Des électeurs pro-Brexit et de droite
Reform UK défend le Brexit, même si la majorité de la population pense aujourd’hui que c’était une erreur. Le mouvement affirme qu’il a été mal appliqué, en reprend les promesses initiales et décrète qu’il fera mieux. Un discours encore plus radical qui séduit une partie des électeurs qui ont voté pour le parti conservateur lors des dernières élections générales, en 2019.
"Dans ma famille, en général, on vote toujours conservateur. Mais cette fois, ça suffit. Ils ne font rien. Ils sont trop mous. Reform UK m’intéresse, et pas seulement moi. Je vois bien que leurs idées circulent dans tout le pays", témoigne Josh, maçon d'une trentaine d'années de Northampton. Des idées qui sont également défendues par des élus conservateurs eux-mêmes. La frange la plus dure, celle qui voudrait un leader à poigne et qui trouve le Premier ministre Rishi Sunak hésitant.

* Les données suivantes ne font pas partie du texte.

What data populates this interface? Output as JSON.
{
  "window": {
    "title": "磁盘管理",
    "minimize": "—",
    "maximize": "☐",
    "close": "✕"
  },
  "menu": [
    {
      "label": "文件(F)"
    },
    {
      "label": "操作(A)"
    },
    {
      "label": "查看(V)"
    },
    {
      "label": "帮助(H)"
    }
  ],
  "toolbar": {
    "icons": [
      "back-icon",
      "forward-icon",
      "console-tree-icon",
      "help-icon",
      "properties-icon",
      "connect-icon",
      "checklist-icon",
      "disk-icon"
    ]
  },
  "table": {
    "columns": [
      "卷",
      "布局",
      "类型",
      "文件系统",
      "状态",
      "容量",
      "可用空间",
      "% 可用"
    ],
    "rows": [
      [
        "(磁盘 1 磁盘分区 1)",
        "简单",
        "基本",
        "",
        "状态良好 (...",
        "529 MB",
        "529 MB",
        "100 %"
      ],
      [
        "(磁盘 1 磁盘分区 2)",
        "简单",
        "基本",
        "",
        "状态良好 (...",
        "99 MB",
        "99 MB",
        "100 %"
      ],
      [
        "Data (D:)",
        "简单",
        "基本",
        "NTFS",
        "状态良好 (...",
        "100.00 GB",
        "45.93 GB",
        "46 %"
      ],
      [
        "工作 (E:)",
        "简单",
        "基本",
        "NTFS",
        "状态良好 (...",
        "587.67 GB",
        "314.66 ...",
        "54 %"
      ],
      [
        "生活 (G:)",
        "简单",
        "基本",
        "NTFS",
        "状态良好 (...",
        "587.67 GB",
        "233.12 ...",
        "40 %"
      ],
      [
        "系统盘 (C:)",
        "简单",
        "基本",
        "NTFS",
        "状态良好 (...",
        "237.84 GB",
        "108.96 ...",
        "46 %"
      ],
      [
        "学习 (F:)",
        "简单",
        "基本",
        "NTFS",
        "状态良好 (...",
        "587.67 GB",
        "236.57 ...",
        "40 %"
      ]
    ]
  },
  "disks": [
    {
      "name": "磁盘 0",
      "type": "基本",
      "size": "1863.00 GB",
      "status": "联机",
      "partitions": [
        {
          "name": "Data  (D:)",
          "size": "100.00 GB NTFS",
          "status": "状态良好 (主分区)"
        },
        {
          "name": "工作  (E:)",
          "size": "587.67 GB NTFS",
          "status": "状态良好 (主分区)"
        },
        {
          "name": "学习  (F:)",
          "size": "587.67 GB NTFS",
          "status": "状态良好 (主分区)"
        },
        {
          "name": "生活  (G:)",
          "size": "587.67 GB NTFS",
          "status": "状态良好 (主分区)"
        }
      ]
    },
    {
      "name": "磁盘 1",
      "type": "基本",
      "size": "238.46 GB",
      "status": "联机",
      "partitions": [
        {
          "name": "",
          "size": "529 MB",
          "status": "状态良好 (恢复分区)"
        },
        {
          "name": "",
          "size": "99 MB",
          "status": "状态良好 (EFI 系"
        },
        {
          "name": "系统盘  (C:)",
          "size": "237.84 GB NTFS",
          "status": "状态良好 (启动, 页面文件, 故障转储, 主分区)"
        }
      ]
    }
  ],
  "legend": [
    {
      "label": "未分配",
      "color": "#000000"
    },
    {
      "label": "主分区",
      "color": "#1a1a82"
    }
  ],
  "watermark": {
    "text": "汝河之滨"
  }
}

En plus d'une perte de vitesse dans les sondages, le parti conservateur voit certains de ses membres passer de l'autre côté. Le candidat désigné à la mairie de Manchester a annoncé qu’il rejoignait Reform UK. Avant lui, c’est l'ancien vice-président du parti conservateur, le député Lee Anderson, qui a fait défection. "Les conservateurs ont légitimé et normalisé la rhétorique et la politique proposées par Reform UK", estime Tim Bale, professeur en sciences politiques à l’université Queen Mary de Londres, pour qui la majorité actuelle, au fil des ans, a préparé le terrain à un mouvement plus radical.

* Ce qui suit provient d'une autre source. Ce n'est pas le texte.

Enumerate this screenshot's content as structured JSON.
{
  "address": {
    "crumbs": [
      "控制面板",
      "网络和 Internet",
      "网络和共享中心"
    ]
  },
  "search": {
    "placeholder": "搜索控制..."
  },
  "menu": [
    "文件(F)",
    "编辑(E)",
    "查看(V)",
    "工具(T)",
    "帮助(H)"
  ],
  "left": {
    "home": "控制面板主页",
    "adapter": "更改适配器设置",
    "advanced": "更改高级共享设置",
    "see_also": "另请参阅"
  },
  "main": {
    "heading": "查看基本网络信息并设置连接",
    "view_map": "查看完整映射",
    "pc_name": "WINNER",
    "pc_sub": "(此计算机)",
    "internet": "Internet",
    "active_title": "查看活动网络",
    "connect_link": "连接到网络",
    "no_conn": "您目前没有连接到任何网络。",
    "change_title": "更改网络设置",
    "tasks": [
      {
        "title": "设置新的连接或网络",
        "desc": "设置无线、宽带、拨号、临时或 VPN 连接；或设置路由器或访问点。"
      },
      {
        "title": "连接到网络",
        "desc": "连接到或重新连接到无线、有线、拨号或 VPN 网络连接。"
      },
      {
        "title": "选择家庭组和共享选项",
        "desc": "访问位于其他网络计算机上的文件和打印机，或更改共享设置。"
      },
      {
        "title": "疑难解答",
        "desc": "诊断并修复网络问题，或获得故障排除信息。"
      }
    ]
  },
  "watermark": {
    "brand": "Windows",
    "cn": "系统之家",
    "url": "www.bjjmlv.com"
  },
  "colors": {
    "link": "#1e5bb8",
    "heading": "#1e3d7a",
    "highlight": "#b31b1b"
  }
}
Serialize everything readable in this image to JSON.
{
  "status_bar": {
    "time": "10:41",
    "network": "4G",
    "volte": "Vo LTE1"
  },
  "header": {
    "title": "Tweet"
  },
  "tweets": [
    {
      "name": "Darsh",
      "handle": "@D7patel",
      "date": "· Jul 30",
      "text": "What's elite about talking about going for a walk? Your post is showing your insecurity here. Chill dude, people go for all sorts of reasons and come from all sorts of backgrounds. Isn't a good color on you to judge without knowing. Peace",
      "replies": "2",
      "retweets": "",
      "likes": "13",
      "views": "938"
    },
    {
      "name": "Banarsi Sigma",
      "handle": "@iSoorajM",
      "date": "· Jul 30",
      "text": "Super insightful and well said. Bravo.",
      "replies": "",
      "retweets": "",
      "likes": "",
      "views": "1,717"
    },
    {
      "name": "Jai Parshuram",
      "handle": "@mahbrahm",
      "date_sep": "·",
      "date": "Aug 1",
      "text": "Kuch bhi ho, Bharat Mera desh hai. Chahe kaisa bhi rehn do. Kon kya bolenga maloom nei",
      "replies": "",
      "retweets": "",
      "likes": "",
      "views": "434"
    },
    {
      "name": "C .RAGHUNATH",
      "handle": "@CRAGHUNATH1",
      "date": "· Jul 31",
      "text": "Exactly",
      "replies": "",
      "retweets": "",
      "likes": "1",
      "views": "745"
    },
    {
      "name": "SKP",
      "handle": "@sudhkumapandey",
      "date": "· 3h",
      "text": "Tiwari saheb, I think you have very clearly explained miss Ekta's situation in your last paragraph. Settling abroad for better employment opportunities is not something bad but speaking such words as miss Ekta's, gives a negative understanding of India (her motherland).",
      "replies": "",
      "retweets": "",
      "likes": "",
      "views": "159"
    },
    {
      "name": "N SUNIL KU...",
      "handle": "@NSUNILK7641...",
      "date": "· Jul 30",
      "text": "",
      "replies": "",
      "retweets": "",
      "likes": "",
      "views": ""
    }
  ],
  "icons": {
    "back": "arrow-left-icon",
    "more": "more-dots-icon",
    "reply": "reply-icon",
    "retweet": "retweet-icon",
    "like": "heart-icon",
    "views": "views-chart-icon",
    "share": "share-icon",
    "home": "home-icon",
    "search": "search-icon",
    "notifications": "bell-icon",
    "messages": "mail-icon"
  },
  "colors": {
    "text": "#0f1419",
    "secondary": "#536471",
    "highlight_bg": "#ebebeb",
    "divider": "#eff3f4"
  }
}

"Ce qui était auparavant considéré hors limite ou en marge, paraît aujourd’hui tout à fait normal. Les conservateurs ont en fait contribué à rendre leur situation encore pire", estime le professeur.
Reform UK refuse pour autant l’appellation "extrême droite." Sous la menace d’une plainte, la BBC (média public britannique) a même présenté des excuses pour l’avoir qualifié de la sorte. Tim Bale parle, lui, d’une droite radicale populiste, qui oppose constamment le peuple aux élites, à l'image d'un modèle américain porté par Donald Trump. "Les conservateurs ont toujours regardé de l’autre côté de l’Atlantique pour trouver l’inspiration. Ils n’ont jamais cru qu’il pouvait apprendre quoi que ce soit de leurs homologues en Europe. Évidemment, pour certains, Trump apparaît comme un modèle", juge Tim Bale.

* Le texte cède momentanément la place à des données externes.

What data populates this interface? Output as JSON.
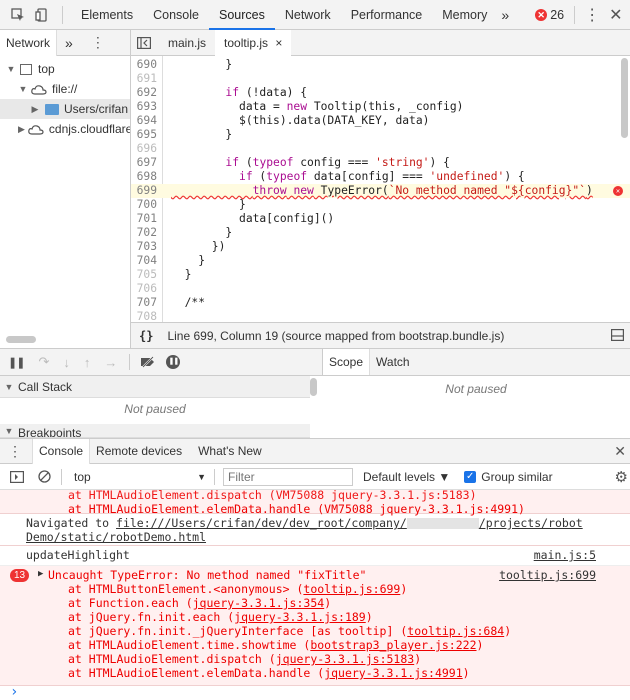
{
  "toolbar": {
    "tabs": [
      "Elements",
      "Console",
      "Sources",
      "Network",
      "Performance",
      "Memory"
    ],
    "active_tab": "Sources",
    "more": "»",
    "error_count": "26"
  },
  "navigator": {
    "tabs": [
      "Network"
    ],
    "more": "»",
    "tree": [
      {
        "label": "top"
      },
      {
        "label": "file://"
      },
      {
        "label": "Users/crifan"
      },
      {
        "label": "cdnjs.cloudflare"
      }
    ]
  },
  "editor": {
    "tabs": [
      {
        "label": "main.js"
      },
      {
        "label": "tooltip.js"
      }
    ],
    "close_glyph": "×",
    "lines": [
      {
        "n": "690",
        "t": "        }"
      },
      {
        "n": "691",
        "t": ""
      },
      {
        "n": "692",
        "t": "        if (!data) {"
      },
      {
        "n": "693",
        "t": "          data = new Tooltip(this, _config)"
      },
      {
        "n": "694",
        "t": "          $(this).data(DATA_KEY, data)"
      },
      {
        "n": "695",
        "t": "        }"
      },
      {
        "n": "696",
        "t": ""
      },
      {
        "n": "697",
        "t": "        if (typeof config === 'string') {"
      },
      {
        "n": "698",
        "t": "          if (typeof data[config] === 'undefined') {"
      },
      {
        "n": "699",
        "t": "            throw new TypeError(`No method named \"${config}\"`)"
      },
      {
        "n": "700",
        "t": "          }"
      },
      {
        "n": "701",
        "t": "          data[config]()"
      },
      {
        "n": "702",
        "t": "        }"
      },
      {
        "n": "703",
        "t": "      })"
      },
      {
        "n": "704",
        "t": "    }"
      },
      {
        "n": "705",
        "t": "  }"
      },
      {
        "n": "706",
        "t": ""
      },
      {
        "n": "707",
        "t": "  /**"
      },
      {
        "n": "708",
        "t": ""
      }
    ],
    "status": "Line 699, Column 19  (source mapped from bootstrap.bundle.js)",
    "status_icon": "{}"
  },
  "debugger": {
    "call_stack": "Call Stack",
    "not_paused": "Not paused",
    "breakpoints": "Breakpoints",
    "scope_tab": "Scope",
    "watch_tab": "Watch"
  },
  "drawer": {
    "tabs": [
      "Console",
      "Remote devices",
      "What's New"
    ],
    "context": "top",
    "filter_placeholder": "Filter",
    "levels": "Default levels ▼",
    "group_similar": "Group similar"
  },
  "console": {
    "pre": [
      {
        "text": "at HTMLAudioElement.dispatch (VM75088 jquery-3.3.1.js:5183)"
      },
      {
        "text": "at HTMLAudioElement.elemData.handle (VM75088 jquery-3.3.1.js:4991)"
      }
    ],
    "navigated_prefix": "Navigated to ",
    "navigated_url1": "file:///Users/crifan/dev/dev_root/company/",
    "navigated_url2": "/projects/robot",
    "navigated_url3": "Demo/static/robotDemo.html",
    "log_text": "updateHighlight",
    "log_src": "main.js:5",
    "error_count": "13",
    "error_text": "Uncaught TypeError: No method named \"fixTitle\"",
    "error_src": "tooltip.js:699",
    "stack": [
      {
        "pre": "at HTMLButtonElement.<anonymous> (",
        "link": "tooltip.js:699",
        "post": ")"
      },
      {
        "pre": "at Function.each (",
        "link": "jquery-3.3.1.js:354",
        "post": ")"
      },
      {
        "pre": "at jQuery.fn.init.each (",
        "link": "jquery-3.3.1.js:189",
        "post": ")"
      },
      {
        "pre": "at jQuery.fn.init._jQueryInterface [as tooltip] (",
        "link": "tooltip.js:684",
        "post": ")"
      },
      {
        "pre": "at HTMLAudioElement.time.showtime (",
        "link": "bootstrap3_player.js:222",
        "post": ")"
      },
      {
        "pre": "at HTMLAudioElement.dispatch (",
        "link": "jquery-3.3.1.js:5183",
        "post": ")"
      },
      {
        "pre": "at HTMLAudioElement.elemData.handle (",
        "link": "jquery-3.3.1.js:4991",
        "post": ")"
      }
    ],
    "prompt": "›"
  },
  "colors": {
    "accent": "#1a73e8",
    "error_bg": "#fff0f0",
    "error_text": "#e00",
    "keyword": "#aa0d91",
    "string": "#c41a16"
  }
}
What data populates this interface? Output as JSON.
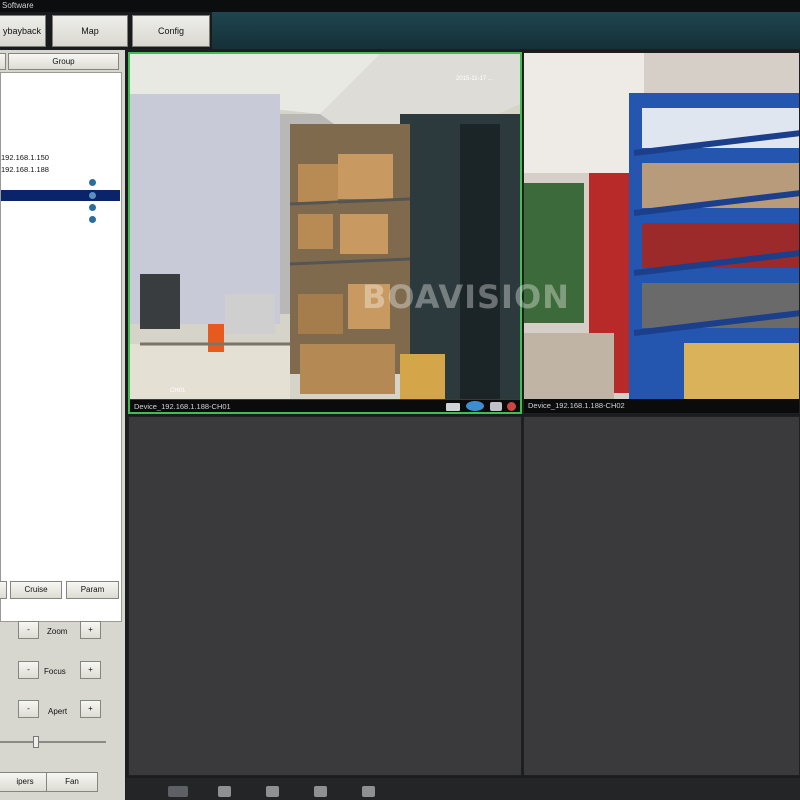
{
  "window": {
    "title": "Software"
  },
  "toolbar": {
    "playback_label": "ybayback",
    "map_label": "Map",
    "config_label": "Config"
  },
  "left_panel": {
    "group_label": "Group",
    "devices": [
      {
        "label": "192.168.1.150",
        "selected": false
      },
      {
        "label": "192.168.1.188",
        "selected": false
      }
    ],
    "channels": [
      {
        "selected": false
      },
      {
        "selected": true
      },
      {
        "selected": false
      },
      {
        "selected": false
      }
    ],
    "ptz": {
      "cruise_label": "Cruise",
      "param_label": "Param",
      "zoom_label": "Zoom",
      "focus_label": "Focus",
      "apert_label": "Apert",
      "minus": "-",
      "plus": "+",
      "speed_level": 0.33,
      "wipers_label": "ipers",
      "fan_label": "Fan"
    }
  },
  "video_grid": {
    "cells": [
      {
        "caption": "Device_192.168.1.188-CH01",
        "active": true,
        "overlay_time": "2015-11-17 ...",
        "overlay_name": "CH01"
      },
      {
        "caption": "Device_192.168.1.188-CH02",
        "active": false
      },
      {
        "caption": "",
        "active": false
      },
      {
        "caption": "",
        "active": false
      }
    ],
    "watermark": "BOAVISION"
  },
  "colors": {
    "active_border": "#3fbf4f",
    "selection": "#0a246a",
    "accent": "#1f4550"
  }
}
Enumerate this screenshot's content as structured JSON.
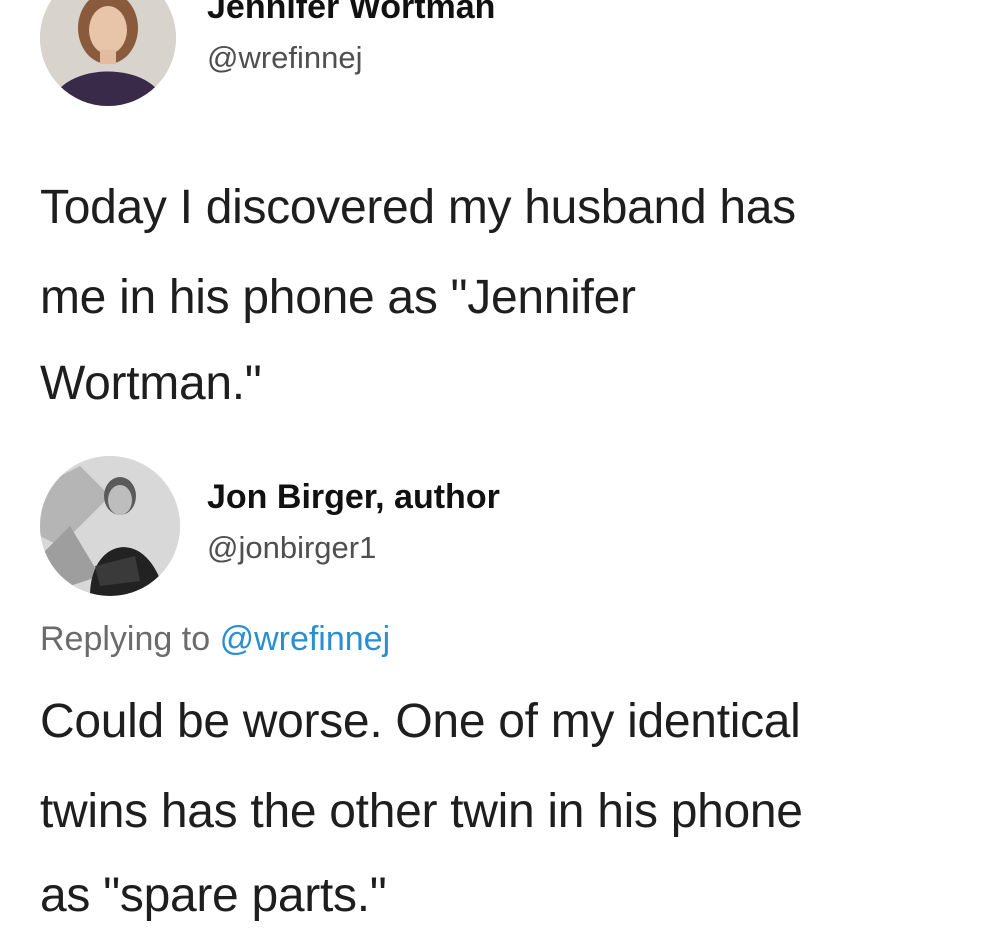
{
  "tweet1": {
    "display_name": "Jennifer Wortman",
    "handle": "@wrefinnej",
    "avatar_icon": "user-photo-avatar",
    "body_lines": [
      "Today I discovered my husband has",
      "me in his phone as \"Jennifer",
      "Wortman.\""
    ]
  },
  "tweet2": {
    "display_name": "Jon Birger, author",
    "handle": "@jonbirger1",
    "avatar_icon": "user-photo-avatar",
    "replying_prefix": "Replying to",
    "replying_mention": "@wrefinnej",
    "body_lines": [
      "Could be worse. One of my identical",
      "twins has the other twin in his phone",
      "as \"spare parts.\""
    ]
  },
  "colors": {
    "background": "#ffffff",
    "text": "#1e1e1e",
    "secondary": "#6b6b6b",
    "link": "#2a8fd1"
  }
}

Malgré les récents sondages, Reform UK ne devrait pas gouverner le pays à l'automne prochain. Dans un scrutin à un seul tour, il est même probable qu’il ne remporte pas un seul siège de député lors des élections. En revanche, il peut faire chuter encore plus lourdement les conservateurs. Pendant ce temps, les travaillistes caracolent en tête des sondages avec plus de 20 points d’avance. La majorité leur semble promise après plus de 13 ans dans l’opposition.